Thursday, July 23, 2009

Entry Three: Lesson Learned

Thank you, Pierre Bouvier

So, last night, I realized something. When trying out for the Flute solo in this year's marching band show, which I really didn't want, Mr. Angel was trying to tell me what I did wrong and the first thing I did was "Yeah, I know, I don't know why I do that" Oh my GOD! I annoy myself. I don't know why I am such a chicken. I can't accept critisim, why? I have no idea. I really don't. This is the lesson I learned last night, I really need to stop doing that and just accept the fact that yes, people are going to critize me but it's for my better. You know? I never liked that and I have to accept that and not make comments. No excuses. It's just for me to get better. Ugh, sometimes I hate myself.

Anyway, you know what I noticed today....all my of musical influences, they are truly amazing. Never in my life did I think that I would like music that truly makes me feel like someone out there understands what I feel and what I'm going through. They do, they do and that makes me feel so....I can't really explain it. You have no idea how much I want to an inspriation to people.
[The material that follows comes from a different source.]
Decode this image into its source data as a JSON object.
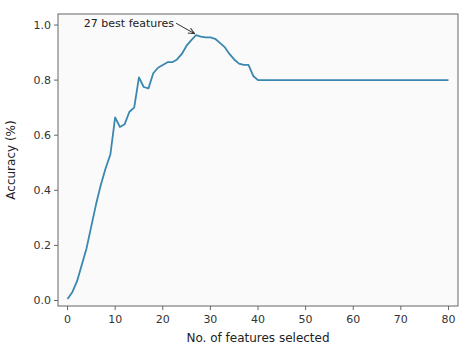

To make them feel like there are people out in this world who know what their going through. If you haven't noticed, at the beggining of every blog I write, I am thanking someone. The first one was Nick Jonas. Nick has diabetes and makes me think that yes, I can live with Bi-Polar and it isn't going to slow me down. The second was Gerard Way, who helped me realize that it's okay to not be okay. And then Pierre Bouvier, who helped me realize that there are people who feel defeated out there, but the thing you have to do is get up and press on.

So many lessons are learned through music for me. I don't know what helps you "see the light", I guess, for lack of better terms, but it's music for me. I can't live without music, can't breathe right without it. That was the moment that said it for me. The moment that told me that I had to do something with music. That I can't let it out of my life because it means too much to me. And I hope that you find that thing that gets you through the day. I don't care what it is, as long as it isn't illegeal or harmful to you or others, just make sure you hold onto it. And if you need anything, let me know. I am always willing to answer questions or just talk to someone. Thank you guys, for everything.